Fourth Sunday of Lent - Year C, Lectionary: 33
In telling this story to the Pharisees and to us, is Jesus hoping we would see that something of the older brother’s attitude is prevalent in us? Is Jesus hoping that, like the “sinners” with whom he dined (i.e., the “sinners” who saw Jesus as offering something better than what they had been squandering their life in pursuit of), we would look to him for how to be truly happy?
Full Readings for the Fourth Sunday of Lent, Year C
Gospel: the Prodigal Son – Summary
“Tax collectors and sinners were all drawing near to listen to Jesus,
but the Pharisees and scribes began to complain, saying,
‘This man welcomes sinners and eats with them.’
So to them Jesus addressed this parable:
‘A man had two sons, and the younger son said to his father,
‘Father give me the share of your estate that should come to me.’
So the father divided the property between them. . . .

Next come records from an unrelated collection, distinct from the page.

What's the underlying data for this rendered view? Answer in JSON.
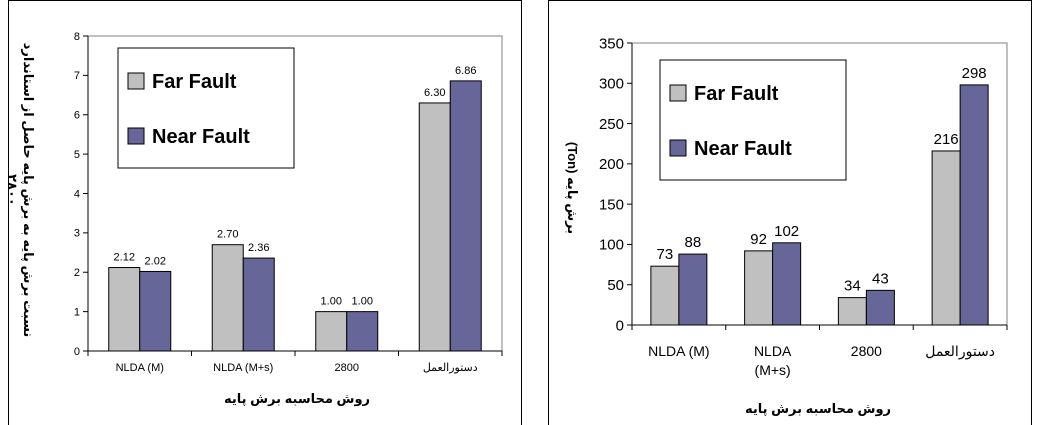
{
  "colors": {
    "far": "#c0c0c0",
    "near": "#666699",
    "axis": "#000000",
    "gridline": "#808080",
    "plot_bg": "#ffffff"
  },
  "chart_data": [
    {
      "type": "bar",
      "categories": [
        "NLDA (M)",
        "NLDA (M+s)",
        "2800",
        "دستورالعمل"
      ],
      "series": [
        {
          "name": "Far Fault",
          "values": [
            2.12,
            2.7,
            1.0,
            6.3
          ],
          "labels": [
            "2.12",
            "2.70",
            "1.00",
            "6.30"
          ]
        },
        {
          "name": "Near Fault",
          "values": [
            2.02,
            2.36,
            1.0,
            6.86
          ],
          "labels": [
            "2.02",
            "2.36",
            "1.00",
            "6.86"
          ]
        }
      ],
      "xlabel": "روش محاسبه برش پایه",
      "ylabel_lines": [
        "نسبت برش پایه به برش پایه حاصل از استاندارد",
        "۲۸۰۰"
      ],
      "ylim": [
        0,
        8
      ],
      "ytick_labels": [
        "0",
        "1",
        "2",
        "3",
        "4",
        "5",
        "6",
        "7",
        "8"
      ],
      "grid": false,
      "legend": "top-left"
    },
    {
      "type": "bar",
      "categories": [
        "NLDA (M)",
        "NLDA (M+s)",
        "2800",
        "دستورالعمل"
      ],
      "series": [
        {
          "name": "Far Fault",
          "values": [
            73,
            92,
            34,
            216
          ],
          "labels": [
            "73",
            "92",
            "34",
            "216"
          ]
        },
        {
          "name": "Near Fault",
          "values": [
            88,
            102,
            43,
            298
          ],
          "labels": [
            "88",
            "102",
            "43",
            "298"
          ]
        }
      ],
      "xlabel": "روش محاسبه برش پایه",
      "ylabel": "برش پایه (Ton)",
      "ylim": [
        0,
        350
      ],
      "ytick_labels": [
        "0",
        "50",
        "100",
        "150",
        "200",
        "250",
        "300",
        "350"
      ],
      "grid": false,
      "legend": "top-left"
    }
  ]
}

After a few days, the younger son collected all his belongings
and set off to a distant country where he squandered his inheritance on a life of dissipation. . . . When he had freely spent everything, . . . and went back to his father who welcomed him. . . .His brother became angry, . . . His father said, ‘My son, you are here with me always; everything I have is yours. . . .‘” Luke 15:1-3, 11-32
A NEW PERSPECTIVE ON AN FAMILIAR STORY
For years we have heard this story about the Prodigal Son and his ever-loving, compassionate father whose care for this wayward son is not lessened by the son’s asking for and then squandering half of the father’s wealth. Instead of focusing on the time of the younger son’s return, let us reflect on what could have happened in the house of the father during the absence of this younger son and how the older brother’s perspective may be similar to our initial perspective on just about everything that happens, on how thing impact us and our immediate reality. (As we can readily see, human nature has not changed much over time, which is one of the reasons we should use what these Bible stories reveal as a means of revealing things about ourselves as we are right now!)

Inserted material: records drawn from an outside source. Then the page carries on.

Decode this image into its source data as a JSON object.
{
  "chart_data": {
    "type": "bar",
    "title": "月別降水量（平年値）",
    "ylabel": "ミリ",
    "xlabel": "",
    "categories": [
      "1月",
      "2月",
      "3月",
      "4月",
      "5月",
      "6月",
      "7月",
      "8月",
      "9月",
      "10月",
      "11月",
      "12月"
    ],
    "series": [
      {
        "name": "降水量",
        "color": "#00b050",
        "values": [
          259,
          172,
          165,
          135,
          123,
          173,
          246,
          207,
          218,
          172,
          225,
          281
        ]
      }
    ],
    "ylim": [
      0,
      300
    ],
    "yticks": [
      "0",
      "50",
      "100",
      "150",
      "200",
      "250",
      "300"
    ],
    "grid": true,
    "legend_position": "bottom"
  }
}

From the words of the older brother, “your son returns who swallowed up your property with prostitutes,” we can surmise that the father and this older son knew that the prodigal had wasted half of the father’s fortune on fleeting pleasures and temporary trinkets, and not spending much time developing his God-instilled potential to become more of what he could be and what being more observant of his father could have helped him become.

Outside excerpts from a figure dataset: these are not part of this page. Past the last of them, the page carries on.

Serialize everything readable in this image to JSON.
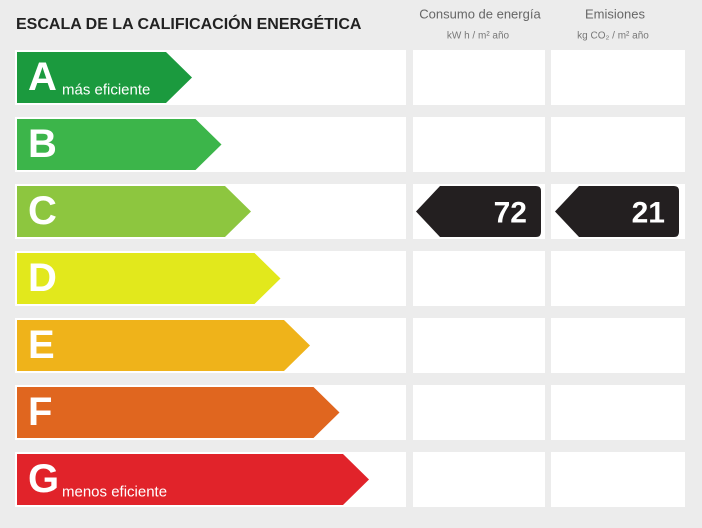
{
  "header": {
    "title": "ESCALA DE LA CALIFICACIÓN ENERGÉTICA"
  },
  "columns": [
    {
      "title": "Consumo de energía",
      "unit": "kW h / m² año"
    },
    {
      "title": "Emisiones",
      "unit": "kg CO₂ / m² año"
    }
  ],
  "rows": [
    {
      "letter": "A",
      "label": "más eficiente",
      "color": "#1b9a3e"
    },
    {
      "letter": "B",
      "color": "#3cb54a"
    },
    {
      "letter": "C",
      "color": "#8dc63f",
      "consumption": 72,
      "emissions": 21
    },
    {
      "letter": "D",
      "color": "#e2e81c"
    },
    {
      "letter": "E",
      "color": "#efb31a"
    },
    {
      "letter": "F",
      "color": "#e0661f"
    },
    {
      "letter": "G",
      "label": "menos eficiente",
      "color": "#e1232a"
    }
  ]
}
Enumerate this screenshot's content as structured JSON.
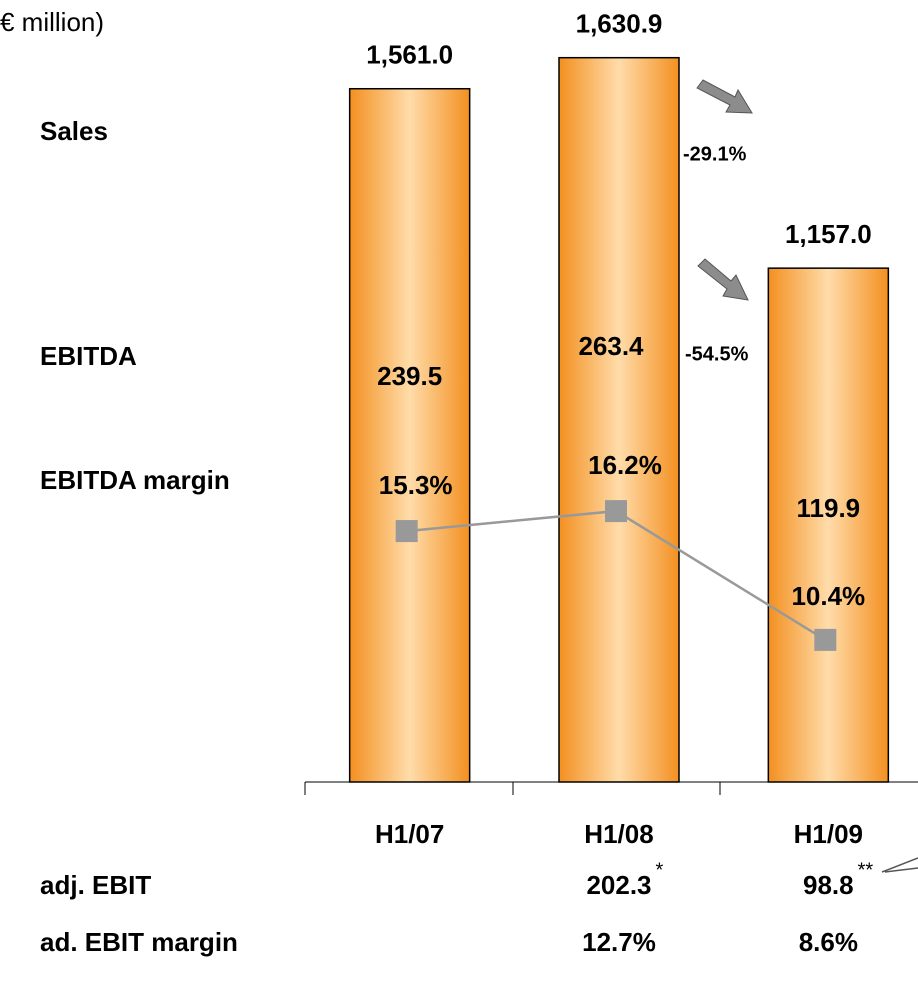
{
  "chart_data": {
    "type": "bar",
    "title": "€ million)",
    "categories": [
      "H1/07",
      "H1/08",
      "H1/09"
    ],
    "series": [
      {
        "name": "Sales",
        "color": "#f39a2a",
        "values": [
          1561.0,
          1630.9,
          1157.0
        ],
        "value_labels": [
          "1,561.0",
          "1,630.9",
          "1,157.0"
        ]
      },
      {
        "name": "EBITDA",
        "values": [
          239.5,
          263.4,
          119.9
        ]
      },
      {
        "name": "EBITDA margin",
        "color": "#999999",
        "axis": "y2",
        "values": [
          15.3,
          16.2,
          10.4
        ],
        "value_labels": [
          "15.3%",
          "16.2%",
          "10.4%"
        ]
      }
    ],
    "ylim": [
      0,
      1700
    ],
    "y2lim": [
      4,
      38
    ],
    "annotations": [
      "-29.1%",
      "-54.5%"
    ],
    "table": [
      {
        "label": "adj. EBIT",
        "values": [
          null,
          "202.3",
          "98.8"
        ],
        "notes": [
          null,
          "*",
          "**"
        ]
      },
      {
        "label": "ad. EBIT margin",
        "values": [
          null,
          "12.7%",
          "8.6%"
        ]
      }
    ]
  }
}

In telling this story to the Pharisees and to us, is Jesus hoping we would see that something of the older brother’s attitude is prevalent in us? Is Jesus hoping that, like the “sinners” with whom he dined (i.e., the “sinners” who saw Jesus as offering something better than what they had been squandering their life in pursuit of), we would look to him for how to be truly happy?
What interior changes will you and I be making so that we can spend more time being the curious “sinners” asking Jesus to dine with us (and responding to Jesus’ invitation to dine with Him) during the approaching Easter season?
THE OLDER BROTHER
“The father said to his older son, ‘My son, you are here with me always; everything I have is yours.’” (Luke 15:31)
This sounds as if the father knew his older son well and surmised that the older son’s protesting the party was fueled by the older son’s desire to protect his “right” to all of the father’s remaining assets. Were there a sequel to this story, what would be the possible scenarios? Upon the father’s death, would the older son inherit everything that belonged to the father? Would the younger son inherit anything? (After all, he already squandered his share.) What would the years between the prodigal son’s return and the father’s death have held for the three of them? Would the father change the contents of his will? Why did Jesus have the father speak the words, “Everything I have is yours.”? Were they a plea for the older son to convert from a life focused on his own well-being to one of seeing his truer inner need for a less self-centered, more outgoing love for God and others?
What interior changes are each of us willing to make so that our inner longings and disciplines will lead to our conversion from a life focus on our own well-being to an everyday life of Jesus-like love, the life His Father made us capable of achieving?
DON’T SQUANDER THE REST OF THIS LENTEN SEASON
As we draw closer to Holy Week and Easter Sunday, may we become more honest about the sinners we are. May we look around us and become more aware of those who are role models of what we know the Trinity sent for us to turn our lives around, Those role models are revealing what the Second Person of the Trinity revealed and told us, his desciples to reveal: that “we are with the Father always, that everything we need is ours.” We need to want it and with God’s help get on with the life of ourselves as children of God in need of conversion and ever present forgiveness and welcoming home.